Am 10. September 2009 ging im Architekturbüro von Paul Böhm ein Brief aus der Ditib-Zentrale ein, in dem die Bauherren der Kölner Zentralmoschee zu einer interessanten Beweisführung ansetzen. Die Baupläne des geplanten Gotteshauses sind beigelegt, aufgeschnitten und aneinandergeklebt, zu einer Perspektive, die es in der Wirklichkeit nicht gibt. Die Verfasser argumentieren dennoch, dass es dem Architekten Böhm gelungen sei, christliche Symbole in das Bauwerk einzuschmuggeln.
Es sind Kopien aus einem Religionslexikon beigelegt, die beweisen sollen, dass die Architekten neben Kreuzen auch ein verstecktes Christogramm eingearbeitet haben, ein verwobenes x und p, ein geheimes Christenzeichen. Auf den beigelegten Bauplänen ist es auch mit viel gutem Willen nicht zu entdecken. Trotzdem veränderten die Architekten den Entwurf für die komplette Kuppel. So wie schon so viele Male zuvor aus ähnlichen Gründen.
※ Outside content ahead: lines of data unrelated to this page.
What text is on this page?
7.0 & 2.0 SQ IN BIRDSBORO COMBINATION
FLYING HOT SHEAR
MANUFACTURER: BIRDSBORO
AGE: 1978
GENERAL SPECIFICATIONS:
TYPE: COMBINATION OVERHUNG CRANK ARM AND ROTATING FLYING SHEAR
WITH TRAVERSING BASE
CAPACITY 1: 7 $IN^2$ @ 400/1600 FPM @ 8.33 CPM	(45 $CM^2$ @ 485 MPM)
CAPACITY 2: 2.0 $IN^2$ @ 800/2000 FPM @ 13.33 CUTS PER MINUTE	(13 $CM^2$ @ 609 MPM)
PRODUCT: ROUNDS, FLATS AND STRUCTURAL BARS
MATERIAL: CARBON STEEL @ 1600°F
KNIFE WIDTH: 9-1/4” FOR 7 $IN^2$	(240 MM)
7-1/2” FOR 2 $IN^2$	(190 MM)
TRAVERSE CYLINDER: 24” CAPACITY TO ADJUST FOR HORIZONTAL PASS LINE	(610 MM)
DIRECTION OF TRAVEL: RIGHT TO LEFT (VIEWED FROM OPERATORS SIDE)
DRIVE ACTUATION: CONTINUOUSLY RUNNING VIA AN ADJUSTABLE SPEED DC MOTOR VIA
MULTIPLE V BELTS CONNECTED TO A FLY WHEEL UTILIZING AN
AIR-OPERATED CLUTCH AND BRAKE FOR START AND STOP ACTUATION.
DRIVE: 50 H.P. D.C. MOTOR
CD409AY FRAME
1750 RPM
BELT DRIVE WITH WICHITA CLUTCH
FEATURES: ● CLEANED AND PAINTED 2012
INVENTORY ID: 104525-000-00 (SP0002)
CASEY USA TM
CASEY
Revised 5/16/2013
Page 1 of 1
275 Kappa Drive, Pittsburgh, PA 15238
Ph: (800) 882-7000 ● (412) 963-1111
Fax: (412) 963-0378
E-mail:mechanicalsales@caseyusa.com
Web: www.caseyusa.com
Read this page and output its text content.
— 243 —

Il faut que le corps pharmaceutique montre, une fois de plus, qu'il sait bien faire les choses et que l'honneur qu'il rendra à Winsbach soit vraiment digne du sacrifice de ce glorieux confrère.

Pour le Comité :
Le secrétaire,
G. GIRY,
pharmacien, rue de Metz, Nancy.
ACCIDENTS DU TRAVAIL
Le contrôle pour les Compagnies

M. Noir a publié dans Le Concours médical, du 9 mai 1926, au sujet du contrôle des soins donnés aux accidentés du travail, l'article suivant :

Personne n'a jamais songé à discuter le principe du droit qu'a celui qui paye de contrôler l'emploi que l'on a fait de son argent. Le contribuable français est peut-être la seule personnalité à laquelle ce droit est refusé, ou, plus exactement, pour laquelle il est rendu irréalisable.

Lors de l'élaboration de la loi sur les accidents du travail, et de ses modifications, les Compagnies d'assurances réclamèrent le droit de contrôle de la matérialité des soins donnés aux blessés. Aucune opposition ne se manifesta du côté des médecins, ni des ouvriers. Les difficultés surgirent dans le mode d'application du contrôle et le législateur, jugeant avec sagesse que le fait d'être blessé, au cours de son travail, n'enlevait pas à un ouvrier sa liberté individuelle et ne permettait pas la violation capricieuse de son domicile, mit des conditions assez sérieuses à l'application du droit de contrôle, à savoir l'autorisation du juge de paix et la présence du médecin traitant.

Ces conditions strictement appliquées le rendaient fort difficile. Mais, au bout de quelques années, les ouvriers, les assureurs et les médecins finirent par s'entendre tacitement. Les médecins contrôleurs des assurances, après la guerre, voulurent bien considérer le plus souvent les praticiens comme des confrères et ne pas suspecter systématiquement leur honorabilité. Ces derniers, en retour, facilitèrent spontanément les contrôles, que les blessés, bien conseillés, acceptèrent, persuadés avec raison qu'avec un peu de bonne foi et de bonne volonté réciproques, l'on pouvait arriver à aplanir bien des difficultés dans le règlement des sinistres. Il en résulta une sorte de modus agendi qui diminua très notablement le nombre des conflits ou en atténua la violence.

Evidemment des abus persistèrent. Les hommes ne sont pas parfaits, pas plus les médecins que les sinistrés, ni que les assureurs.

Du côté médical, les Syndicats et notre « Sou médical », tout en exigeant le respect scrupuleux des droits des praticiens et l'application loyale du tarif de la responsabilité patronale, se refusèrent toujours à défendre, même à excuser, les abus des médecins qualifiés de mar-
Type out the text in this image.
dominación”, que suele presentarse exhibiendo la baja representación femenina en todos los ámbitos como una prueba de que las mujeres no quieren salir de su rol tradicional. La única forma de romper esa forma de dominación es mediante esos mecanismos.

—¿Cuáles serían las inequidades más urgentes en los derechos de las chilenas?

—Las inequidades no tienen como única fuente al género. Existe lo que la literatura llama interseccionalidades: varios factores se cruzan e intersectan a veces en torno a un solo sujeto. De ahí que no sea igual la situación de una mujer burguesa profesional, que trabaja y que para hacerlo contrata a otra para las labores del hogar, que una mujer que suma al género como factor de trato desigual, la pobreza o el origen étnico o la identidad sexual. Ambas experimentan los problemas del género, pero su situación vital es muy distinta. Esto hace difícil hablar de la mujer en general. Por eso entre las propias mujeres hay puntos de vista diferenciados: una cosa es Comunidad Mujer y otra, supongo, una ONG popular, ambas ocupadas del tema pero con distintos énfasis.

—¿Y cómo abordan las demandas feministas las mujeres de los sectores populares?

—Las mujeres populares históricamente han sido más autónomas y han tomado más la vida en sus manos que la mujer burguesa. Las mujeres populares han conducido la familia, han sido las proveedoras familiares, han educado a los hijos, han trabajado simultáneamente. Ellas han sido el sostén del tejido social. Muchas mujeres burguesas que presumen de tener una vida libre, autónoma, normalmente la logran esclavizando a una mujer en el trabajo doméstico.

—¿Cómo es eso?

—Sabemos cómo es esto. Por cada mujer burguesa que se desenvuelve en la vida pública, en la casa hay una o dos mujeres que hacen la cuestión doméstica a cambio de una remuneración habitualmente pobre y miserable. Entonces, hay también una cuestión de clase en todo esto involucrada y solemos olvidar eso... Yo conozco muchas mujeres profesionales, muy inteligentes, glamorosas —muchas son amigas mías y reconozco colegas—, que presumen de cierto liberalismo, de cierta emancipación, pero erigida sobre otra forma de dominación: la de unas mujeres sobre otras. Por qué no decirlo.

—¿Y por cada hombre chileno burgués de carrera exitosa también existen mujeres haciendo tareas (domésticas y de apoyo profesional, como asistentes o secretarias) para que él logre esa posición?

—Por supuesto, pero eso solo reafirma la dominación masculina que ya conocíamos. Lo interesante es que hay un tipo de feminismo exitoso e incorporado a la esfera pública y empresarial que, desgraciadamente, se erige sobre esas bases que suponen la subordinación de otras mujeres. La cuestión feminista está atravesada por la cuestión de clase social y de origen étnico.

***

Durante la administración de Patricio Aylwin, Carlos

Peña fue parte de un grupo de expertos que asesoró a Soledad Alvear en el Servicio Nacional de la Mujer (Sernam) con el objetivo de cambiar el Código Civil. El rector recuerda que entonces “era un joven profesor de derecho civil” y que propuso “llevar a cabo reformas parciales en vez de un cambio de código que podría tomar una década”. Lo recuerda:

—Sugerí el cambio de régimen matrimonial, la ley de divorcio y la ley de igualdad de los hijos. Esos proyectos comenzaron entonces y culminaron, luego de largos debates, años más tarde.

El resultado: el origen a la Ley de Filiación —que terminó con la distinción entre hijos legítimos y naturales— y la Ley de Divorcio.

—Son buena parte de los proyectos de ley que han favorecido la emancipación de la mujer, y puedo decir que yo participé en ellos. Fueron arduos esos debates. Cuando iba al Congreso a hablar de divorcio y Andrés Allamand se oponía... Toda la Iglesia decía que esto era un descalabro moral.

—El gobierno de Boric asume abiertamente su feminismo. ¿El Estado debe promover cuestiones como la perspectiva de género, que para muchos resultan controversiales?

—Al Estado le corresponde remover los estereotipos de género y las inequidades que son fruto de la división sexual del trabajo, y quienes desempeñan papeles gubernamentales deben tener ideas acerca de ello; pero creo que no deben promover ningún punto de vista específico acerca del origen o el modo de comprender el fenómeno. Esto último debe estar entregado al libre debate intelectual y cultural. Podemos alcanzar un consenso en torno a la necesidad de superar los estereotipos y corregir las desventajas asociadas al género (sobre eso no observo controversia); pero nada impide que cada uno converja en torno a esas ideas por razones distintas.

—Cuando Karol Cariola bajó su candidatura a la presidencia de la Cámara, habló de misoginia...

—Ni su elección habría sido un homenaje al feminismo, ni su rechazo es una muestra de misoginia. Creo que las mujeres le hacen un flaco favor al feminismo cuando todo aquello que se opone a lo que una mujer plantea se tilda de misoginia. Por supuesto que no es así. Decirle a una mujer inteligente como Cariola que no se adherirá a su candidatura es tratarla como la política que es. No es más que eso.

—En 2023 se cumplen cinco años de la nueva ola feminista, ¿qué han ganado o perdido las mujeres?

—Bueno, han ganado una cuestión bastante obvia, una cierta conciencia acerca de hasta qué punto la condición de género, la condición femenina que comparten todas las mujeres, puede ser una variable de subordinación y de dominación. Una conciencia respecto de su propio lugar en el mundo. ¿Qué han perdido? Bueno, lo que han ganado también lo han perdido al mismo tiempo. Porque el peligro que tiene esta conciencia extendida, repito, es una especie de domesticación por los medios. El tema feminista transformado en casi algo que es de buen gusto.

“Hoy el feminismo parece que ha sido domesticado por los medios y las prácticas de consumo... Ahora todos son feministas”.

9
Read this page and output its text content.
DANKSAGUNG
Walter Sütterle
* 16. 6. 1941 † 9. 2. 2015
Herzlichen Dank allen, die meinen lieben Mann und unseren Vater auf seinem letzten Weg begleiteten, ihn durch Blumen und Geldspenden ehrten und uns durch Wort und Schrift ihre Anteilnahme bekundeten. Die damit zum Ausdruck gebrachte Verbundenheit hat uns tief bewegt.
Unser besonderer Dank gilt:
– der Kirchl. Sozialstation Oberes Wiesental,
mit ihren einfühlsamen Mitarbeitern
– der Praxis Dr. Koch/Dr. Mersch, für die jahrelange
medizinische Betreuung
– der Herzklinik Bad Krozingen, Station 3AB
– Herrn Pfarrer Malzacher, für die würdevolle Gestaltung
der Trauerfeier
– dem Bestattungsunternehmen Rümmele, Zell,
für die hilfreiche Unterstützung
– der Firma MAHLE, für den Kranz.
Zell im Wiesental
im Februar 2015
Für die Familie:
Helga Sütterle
"Es war nie sehr einfach, diese Moschee zu bauen", sagt Paul Böhm. Und derzeit baut er überhaupt nicht mehr, er ist gekündigt. Wegen einer gewaltigen Kostenexplosion, Baumängeln und der falschen Farbe der ganzen Moschee, sagt die Ditib. Die Kosten seien auch deshalb gestiegen, weil der türkische Verein ständig Änderungswünsche hatte, mal ein geheimes Kreuz entdeckte, mal einfach den geplanten Basar verlegte. Eineinhalb Jahre hätten allein die Ausschreibungen für den Bau gedauert, so lange wie sonst der Bau selbst, verteidigt sich Böhm. So geht es hin und her, schon seit Wochen.
Es ist ein seltsamer Streit, der da tobt in Köln, weil man dachte, die Konflikte um die riesige Moschee in der Innenstadt seien längst beigelegt, weil mit der Moschee doch auch die Freude der Bürger über das schöne Bauwerk wuchs. Die Kölner blieben stehen vor der Betonkugel, vor den 55 Meter hohen Minaretten, vor der "Kölschen Moschee". Es erinnerte nur noch wenig an die Stimmungsmache der rechtsradikalen Bürgerbewegung pro Köln, das letztlich gescheiterte Bürgerbegehren im Jahr 2007.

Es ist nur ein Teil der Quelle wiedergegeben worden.